Effect -vs- Affect

What is the proper way to distinguish between the two. I mean like does being tired effect my job performance or is it an affect?

Is there any simple rule to help out?

Well, here is a mnemonic device that might help. If you attack something, you also affect it.

If you effect something, you have merely brought it into existence. So you might effect a change, or effect a lunch out of slices of bread and cheese (the latter use is rare).

I don’t have any good uses for the noun senses: an affect is an emotional state; an effect is a result. I’ll try to find or effect some good mnemonics for these.


Nothing I write about any person or group should be applied to a larger group.

  • Boris Badenov

While we’re at it, can we explain the difference between further and farther? :slight_smile:


“I had a feeling that in Hell there would be mushrooms.” -The Secret of Monkey Island

To answer your question, being tired might affect your job performance, but being tired will probably not effect anything at all. In fact, if you are tired enough you will not be able to effect anything except a peaceful snoring.

By the way, I thought of a mnemonic for the noun affect: an affect is like an attitude. If you are very tired, you will probably have a flat affect.

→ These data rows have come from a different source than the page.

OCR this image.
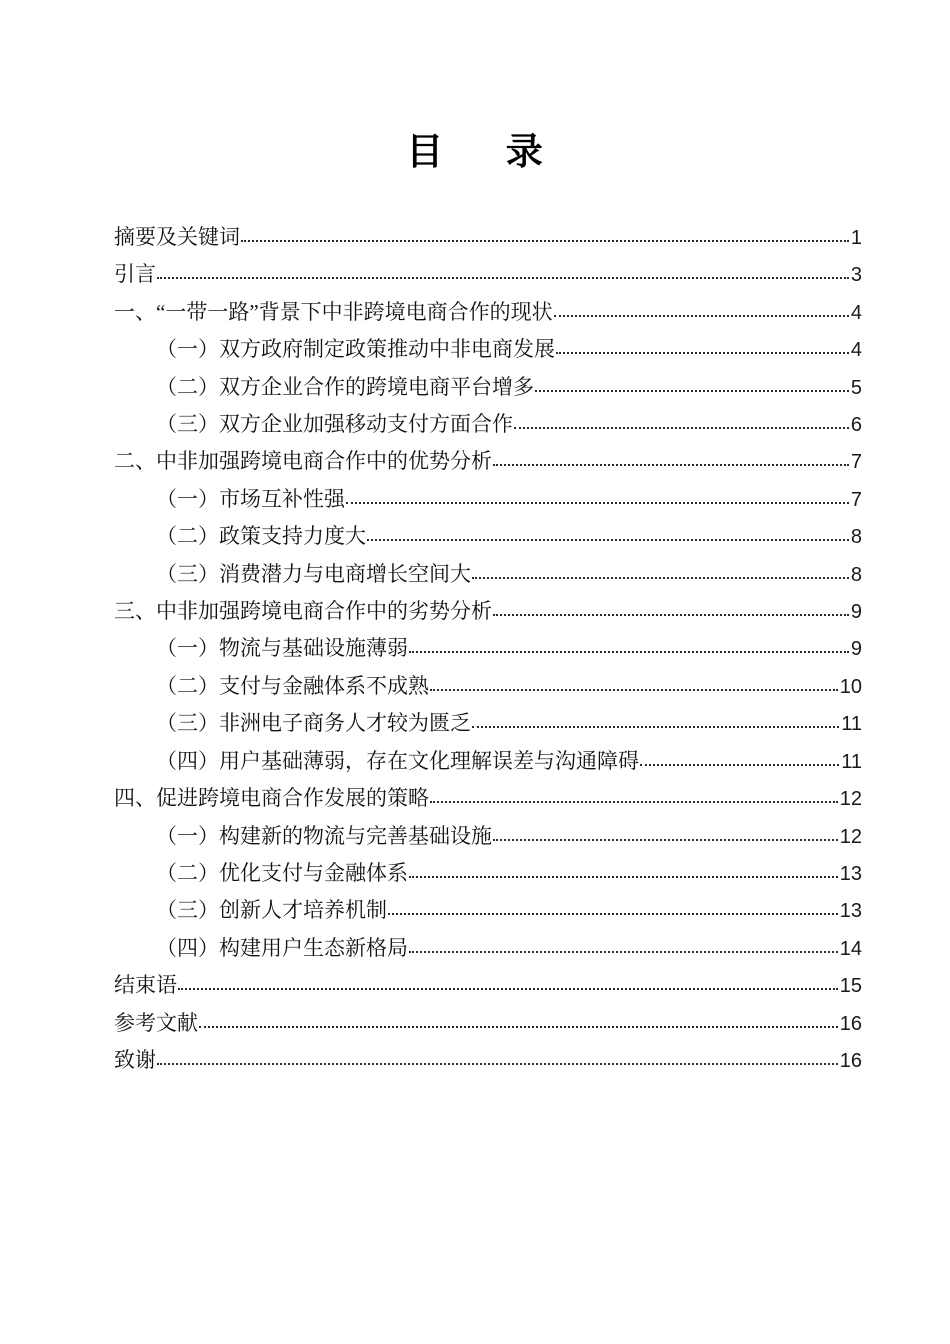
目      录
摘要及关键词	1
引言	3
一、“一带一路”背景下中非跨境电商合作的现状	4
（一）双方政府制定政策推动中非电商发展	4
（二）双方企业合作的跨境电商平台增多	5
（三）双方企业加强移动支付方面合作	6
二、中非加强跨境电商合作中的优势分析	7
（一）市场互补性强	7
（二）政策支持力度大	8
（三）消费潜力与电商增长空间大	8
三、中非加强跨境电商合作中的劣势分析	9
（一）物流与基础设施薄弱	9
（二）支付与金融体系不成熟	10
（三）非洲电子商务人才较为匮乏	11
（四）用户基础薄弱，存在文化理解误差与沟通障碍	11
四、促进跨境电商合作发展的策略	12
（一）构建新的物流与完善基础设施	12
（二）优化支付与金融体系	13
（三）创新人才培养机制	13
（四）构建用户生态新格局	14
结束语	15
参考文献	16
致谢	16
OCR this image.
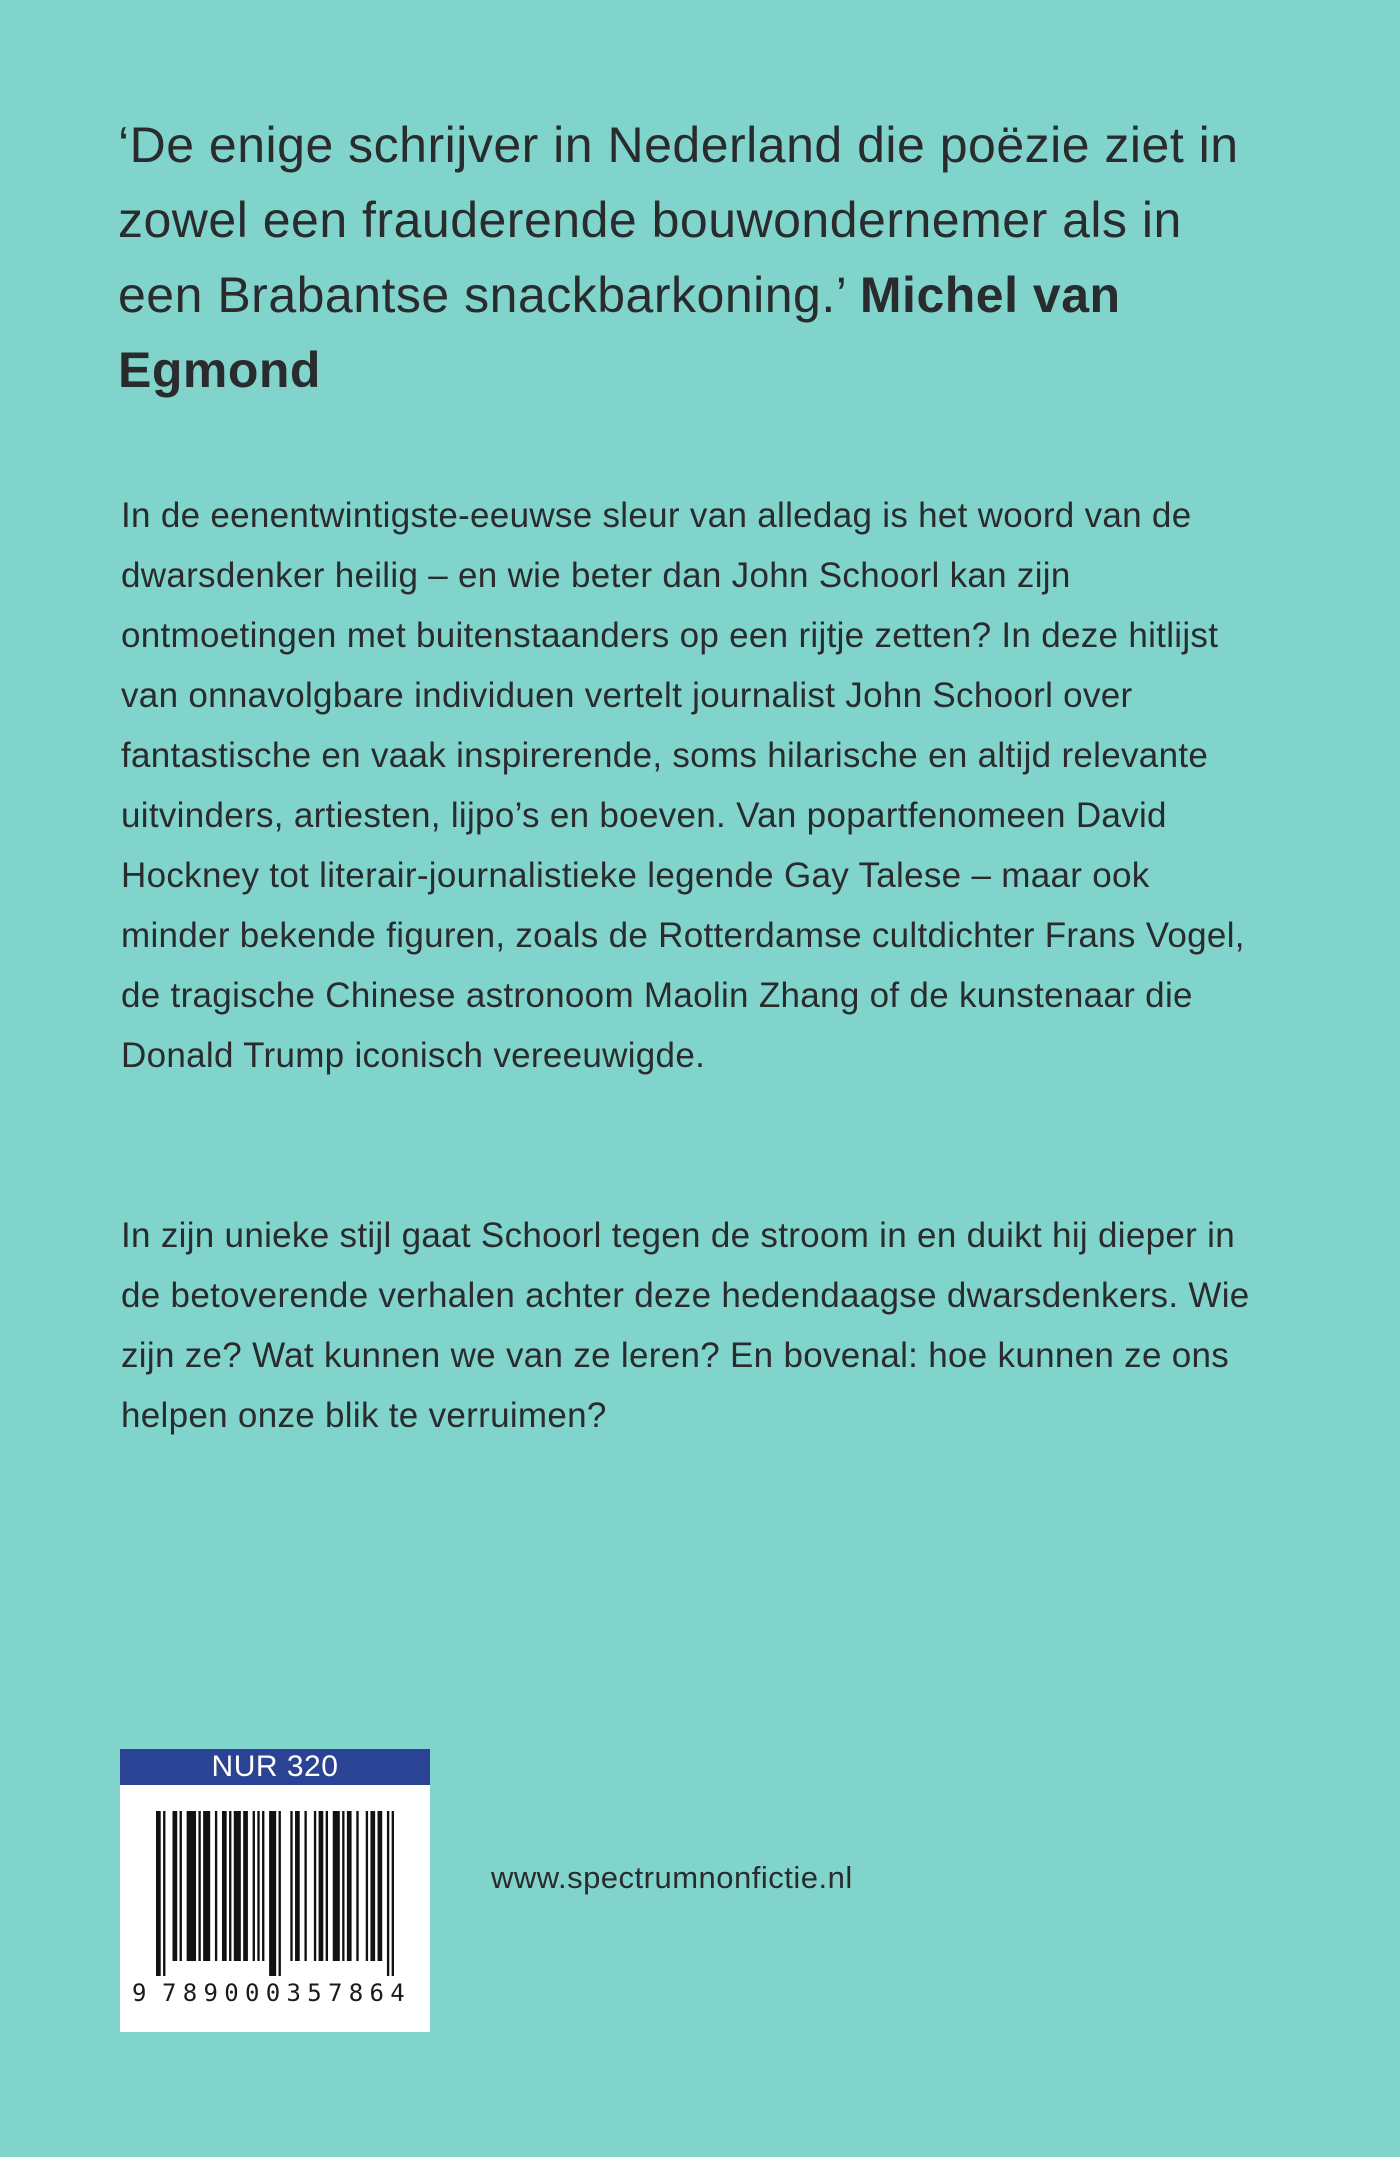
‘De enige schrijver in Nederland die poëzie ziet in zowel een frauderende bouwondernemer als in een Brabantse snackbarkoning.’ Michel van Egmond

In de eenentwintigste-eeuwse sleur van alledag is het woord van de dwarsdenker heilig – en wie beter dan John Schoorl kan zijn ontmoetingen met buitenstaanders op een rijtje zetten? In deze hitlijst van onnavolgbare individuen vertelt journalist John Schoorl over fantastische en vaak inspirerende, soms hilarische en altijd relevante uitvinders, artiesten, lijpo’s en boeven. Van popartfenomeen David Hockney tot literair-journalistieke legende Gay Talese – maar ook minder bekende figuren, zoals de Rotterdamse cultdichter Frans Vogel, de tragische Chinese astronoom Maolin Zhang of de kunstenaar die Donald Trump iconisch vereeuwigde.

In zijn unieke stijl gaat Schoorl tegen de stroom in en duikt hij dieper in de betoverende verhalen achter deze hedendaagse dwarsdenkers. Wie zijn ze? Wat kunnen we van ze leren? En bovenal: hoe kunnen ze ons helpen onze blik te verruimen?

NUR 320
9 789000357864
www.spectrumnonfictie.nl
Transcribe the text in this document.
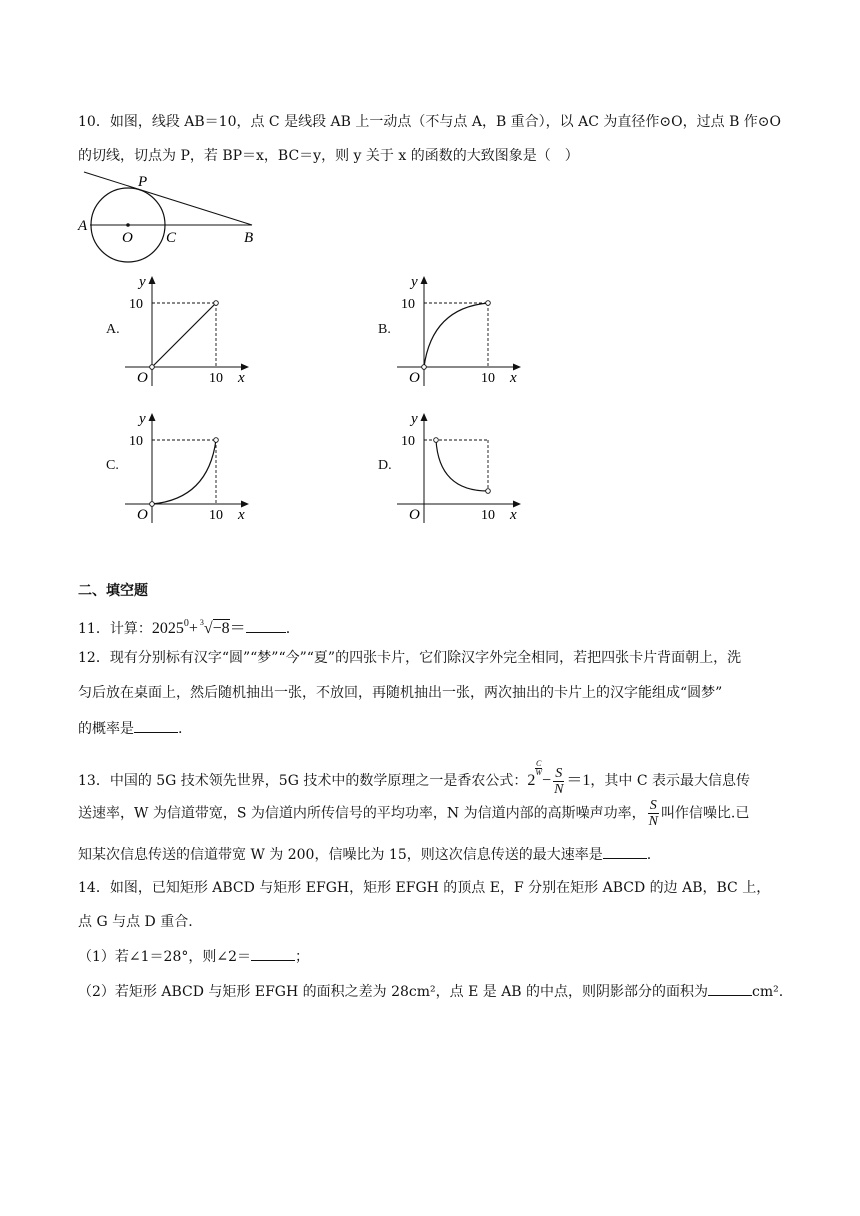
10．如图，线段 AB＝10，点 C 是线段 AB 上一动点（不与点 A，B 重合），以 AC 为直径作⊙O，过点 B 作⊙O
的切线，切点为 P，若 BP＝x，BC＝y，则 y 关于 x 的函数的大致图象是（　）
P
A
O C	B
A.
y
10
O	10 x
B.
y
10
O	10 x
C.
y
10
O	10 x
D.
y
10
O	10 x
二、填空题
11．计算：$2025^0+ ^3√-8=$	.
12．现有分别标有汉字“圆”“梦”“今”“夏”的四张卡片，它们除汉字外完全相同，若把四张卡片背面朝上，洗
匀后放在桌面上，然后随机抽出一张，不放回，再随机抽出一张，两次抽出的卡片上的汉字能组成“圆梦”
的概率是	.
13．中国的 5G 技术领先世界，5G 技术中的数学原理之一是香农公式：2
$\frac{C}{W}$
− $\frac{S}{N} =1$，其中 C 表示最大信息传
送速率，W 为信道带宽，S 为信道内所传信号的平均功率，N 为信道内部的高斯噪声功率， $\frac{S}{N}$ 叫作信噪比.已
知某次信息传送的信道带宽 W 为 200，信噪比为 15，则这次信息传送的最大速率是	.
14．如图，已知矩形 ABCD 与矩形 EFGH，矩形 EFGH 的顶点 E，F 分别在矩形 ABCD 的边 AB，BC 上，
点 G 与点 D 重合.
（1）若∠1＝28°，则∠2＝	；
（2）若矩形 ABCD 与矩形 EFGH 的面积之差为 28cm²，点 E 是 AB 的中点，则阴影部分的面积为	cm².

If you effect [ex- (out) + facere (to do)], you go all out to create something. If you affect [ad- (to) + facere], you just add to something already created. But there is a second ‘affect’, that means ‘to create an impression of’. The nouns spelled the same way correspond.

Ray

I’m Highjacking this thread!
Farther: More distance (like a road) Usage: “It’s two miles farther down the road”
Further: Beyond some sort of not-distance-related marker Usage: “Further study of the sample is required”

Hope it helps
Engineerboy

It’s always theE Effect. (There is a rarely used noun “affect,” but unless you’re a psycologist, you’ll never see it.)

“Affect” is by far the most common verb form and is usually the correct choice. “Effect” as a verb is only used in the sense of “to make effective.”

So use E for the noun and A for the verb and you’ll probably be correct.